Le gouvernement Couillard resserre l'usage de cinq pesticides néfastes pour la santé humaine et pour les insectes pollinisateurs, comme les abeilles. Les agriculteurs devront bientôt recevoir le feu vert d'un agronome avant de les utiliser, a annoncé hier la ministre de l'Environnement, Isabelle Melançon. Mais certains doutent que cette stratégie permette de réduire l'usage de ces produits.

USAGE GÉNÉRALISÉ

Le ministère de l'Environnement calcule que 93 % des terres où sont utilisés les pesticides visés par les nouvelles règles n'en ont pas besoin. Les produits sont appliqués à des fins de prévention et non pour endiguer de réelles infestations. Québec veut stopper cet usage généralisé. Il n'est donc pas question de les bannir, comme le fera bientôt la France, mais plutôt de restreindre leur utilisation. « Avec une prescription, on n'ira plus de façon systématique, a expliqué la ministre Melançon. Le but, c'est d'encadrer pour ne plus que ce soit un automatisme. »

UNE « PRESCRIPTION »

Les agriculteurs qui voudront utiliser les pesticides devront bientôt consulter un agronome. Celui-ci devra évaluer les besoins de l'exploitation et prescrire un programme de traitement approprié. Québec croit que cette stratégie permettra de réduire l'utilisation préventive et de cibler les applications dans les lieux où elles sont réellement nécessaires. L'exploitant devra présenter son ordonnance au moment d'acheter les produits. Les cinq produits seront par ailleurs bannis en milieu urbain, où ils ne servent pas dans la production alimentaire à grande échelle.

CINQ PESTICIDES NÉFASTES

La réglementation vise cinq pesticides de trois familles différentes. L'atrazine, un herbicide qui sert surtout dans la production de maïs, sera le premier produit visé par Québec. Son utilisation sera restreinte dès l'été. Connu pour ses effets sur la santé humaine, ce produit est interdit depuis 2003 dans l'Union européenne. L'utilisation de trois molécules de la famille des néonicotinoïdes sera restreinte l'an prochain. Ces substances sont soupçonnées d'être responsables du déclin des populations d'abeilles observé dans les dernières années. Enfin, l'utilisation d'insecticides à base de chlorpyrifos sera limitée à partir de 2019. Ces produits causeraient des problèmes de développement du cerveau chez des enfants dont les mères ont été exposées pendant la grossesse.

PAS DE CIBLE

Le ministère de l'Environnement s'attend à ce que les nouvelles mesures entraînent une chute importante de l'utilisation des pesticides les plus néfastes. La ministre Melançon n'a toutefois pas été en mesure de préciser dans quelle mesure. Son gouvernement n'a fixé aucune cible de réduction. Québec n'a pas non plus mené une étude pour déterminer l'impact économique de la réforme sur le milieu agricole. Les fonctionnaires du ministère de l'Environnement calculent que la mesure entraînera des coûts d'environ 500 $ par année pour les producteurs.

« EXCESSIVE ET INUTILE »

Les représentants du monde agricole brillaient par leur absence à l'annonce de la ministre Melançon. Les Producteurs de grains du Québec ont qualifié les mesures d'hier d'« excessives et inutiles » puisqu'elles imposent davantage de paperasse à leurs membres. L'Union des producteurs agricoles (UPA) a pour sa part souligné qu'à l'heure actuelle, les agriculteurs appliquent déjà des pesticides sur les conseils d'agronomes. Le recours à la prescription ne fera que reproduire une situation qui existe déjà, a noté le porte-parole du syndicat, Patrice Juneau. C'est pourquoi l'UPA doute que la mesure entraîne une baisse de l'usage des pesticides. « La situation ne changera pas », a résumé M. Juneau.
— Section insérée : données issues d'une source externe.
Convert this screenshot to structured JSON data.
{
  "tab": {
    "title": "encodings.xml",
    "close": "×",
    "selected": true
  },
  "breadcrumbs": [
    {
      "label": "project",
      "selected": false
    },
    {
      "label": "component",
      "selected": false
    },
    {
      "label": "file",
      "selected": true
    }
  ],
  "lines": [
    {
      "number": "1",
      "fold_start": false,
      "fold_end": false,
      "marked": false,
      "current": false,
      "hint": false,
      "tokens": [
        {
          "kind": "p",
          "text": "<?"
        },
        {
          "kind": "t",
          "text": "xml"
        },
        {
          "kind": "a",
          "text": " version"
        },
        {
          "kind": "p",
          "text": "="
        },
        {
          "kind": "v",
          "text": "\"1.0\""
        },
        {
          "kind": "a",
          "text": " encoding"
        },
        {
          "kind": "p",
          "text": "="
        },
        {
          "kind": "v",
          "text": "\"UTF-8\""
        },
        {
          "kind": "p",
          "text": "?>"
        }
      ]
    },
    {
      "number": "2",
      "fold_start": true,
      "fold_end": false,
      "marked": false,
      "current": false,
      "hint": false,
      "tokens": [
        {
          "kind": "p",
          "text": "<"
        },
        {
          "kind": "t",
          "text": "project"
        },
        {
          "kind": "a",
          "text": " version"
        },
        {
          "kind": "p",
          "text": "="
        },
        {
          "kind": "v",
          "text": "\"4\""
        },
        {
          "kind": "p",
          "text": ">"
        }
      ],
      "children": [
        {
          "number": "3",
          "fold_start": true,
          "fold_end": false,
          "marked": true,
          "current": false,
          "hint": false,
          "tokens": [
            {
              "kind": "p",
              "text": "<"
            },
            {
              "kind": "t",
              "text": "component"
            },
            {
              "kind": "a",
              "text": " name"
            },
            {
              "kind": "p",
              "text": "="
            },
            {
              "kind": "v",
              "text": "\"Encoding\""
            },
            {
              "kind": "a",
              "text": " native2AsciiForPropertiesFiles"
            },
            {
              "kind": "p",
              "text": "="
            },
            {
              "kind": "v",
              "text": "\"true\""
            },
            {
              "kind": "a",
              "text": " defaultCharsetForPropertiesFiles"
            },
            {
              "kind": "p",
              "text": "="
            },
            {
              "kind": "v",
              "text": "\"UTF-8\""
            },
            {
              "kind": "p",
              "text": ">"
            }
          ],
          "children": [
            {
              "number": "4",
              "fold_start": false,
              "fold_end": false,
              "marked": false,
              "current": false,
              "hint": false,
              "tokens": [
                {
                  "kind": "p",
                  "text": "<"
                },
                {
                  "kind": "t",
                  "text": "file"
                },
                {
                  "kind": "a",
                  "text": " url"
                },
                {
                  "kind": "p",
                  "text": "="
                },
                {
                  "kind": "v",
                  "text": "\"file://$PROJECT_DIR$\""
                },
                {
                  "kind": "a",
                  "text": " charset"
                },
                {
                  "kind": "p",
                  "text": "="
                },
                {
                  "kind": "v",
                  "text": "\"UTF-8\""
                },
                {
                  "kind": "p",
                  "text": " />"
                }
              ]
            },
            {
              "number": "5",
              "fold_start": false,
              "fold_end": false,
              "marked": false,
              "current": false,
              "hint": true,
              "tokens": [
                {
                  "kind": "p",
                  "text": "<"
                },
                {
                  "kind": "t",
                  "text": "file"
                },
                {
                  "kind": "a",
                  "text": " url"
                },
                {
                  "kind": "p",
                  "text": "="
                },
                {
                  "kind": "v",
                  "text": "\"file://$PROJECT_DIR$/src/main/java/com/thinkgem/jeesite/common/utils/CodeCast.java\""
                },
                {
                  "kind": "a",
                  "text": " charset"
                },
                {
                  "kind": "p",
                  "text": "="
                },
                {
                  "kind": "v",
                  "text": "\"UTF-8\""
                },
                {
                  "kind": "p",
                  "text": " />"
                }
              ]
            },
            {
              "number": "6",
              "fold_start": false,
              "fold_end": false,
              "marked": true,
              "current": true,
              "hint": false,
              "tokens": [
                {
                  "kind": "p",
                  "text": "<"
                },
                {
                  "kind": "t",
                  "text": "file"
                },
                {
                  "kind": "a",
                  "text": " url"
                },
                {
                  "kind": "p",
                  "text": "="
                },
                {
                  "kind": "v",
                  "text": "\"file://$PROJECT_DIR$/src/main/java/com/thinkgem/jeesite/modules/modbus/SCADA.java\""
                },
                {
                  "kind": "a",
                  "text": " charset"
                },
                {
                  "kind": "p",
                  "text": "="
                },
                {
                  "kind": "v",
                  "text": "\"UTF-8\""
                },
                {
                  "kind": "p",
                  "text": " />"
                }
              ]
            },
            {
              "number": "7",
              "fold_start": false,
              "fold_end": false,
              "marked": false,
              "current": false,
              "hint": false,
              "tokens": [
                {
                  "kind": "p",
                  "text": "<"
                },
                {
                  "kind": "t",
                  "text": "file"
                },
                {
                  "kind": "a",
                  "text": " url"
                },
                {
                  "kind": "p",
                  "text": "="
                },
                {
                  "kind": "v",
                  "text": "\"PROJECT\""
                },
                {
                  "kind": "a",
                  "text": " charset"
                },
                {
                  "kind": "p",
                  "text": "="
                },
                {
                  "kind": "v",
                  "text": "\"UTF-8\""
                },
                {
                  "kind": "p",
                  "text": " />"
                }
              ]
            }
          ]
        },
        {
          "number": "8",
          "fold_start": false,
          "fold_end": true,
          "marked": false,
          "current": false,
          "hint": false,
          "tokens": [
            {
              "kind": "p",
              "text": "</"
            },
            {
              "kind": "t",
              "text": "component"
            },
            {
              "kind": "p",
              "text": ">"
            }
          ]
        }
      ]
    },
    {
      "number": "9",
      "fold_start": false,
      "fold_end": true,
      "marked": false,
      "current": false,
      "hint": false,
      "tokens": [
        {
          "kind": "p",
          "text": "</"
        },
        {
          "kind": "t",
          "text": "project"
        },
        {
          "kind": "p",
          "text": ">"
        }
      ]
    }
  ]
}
UNE « BÉQUILLE TEMPORAIRE »

L'annonce d'hier a été applaudie par la Fédération des apiculteurs, dont l'industrie est menacée par le déclin des populations d'abeilles. L'organisme pressait depuis des années les autorités de restreindre l'utilisation des pesticides. « L'abeille, c'est comme une sentinelle pour l'humain, a indiqué son président, Stéphane Leclerc. C'est comme le canari dans une mine. Quand l'abeille tombe, ça veut dire que nous aussi, on va tomber. » Louise Hénault-Éthier, de la Fondation David Suzuki, presse le gouvernement fédéral d'interdire l'usage de ces substances. Mais elle s'est réjouie de l'annonce d'hier, y voyant un pas dans la bonne direction. « La prescription ne doit pas devenir une nouvelle norme, mais bien devenir une béquille temporaire jusqu'à ce que l'usage d'alternatives non toxiques soit généralisé », a-t-elle dit.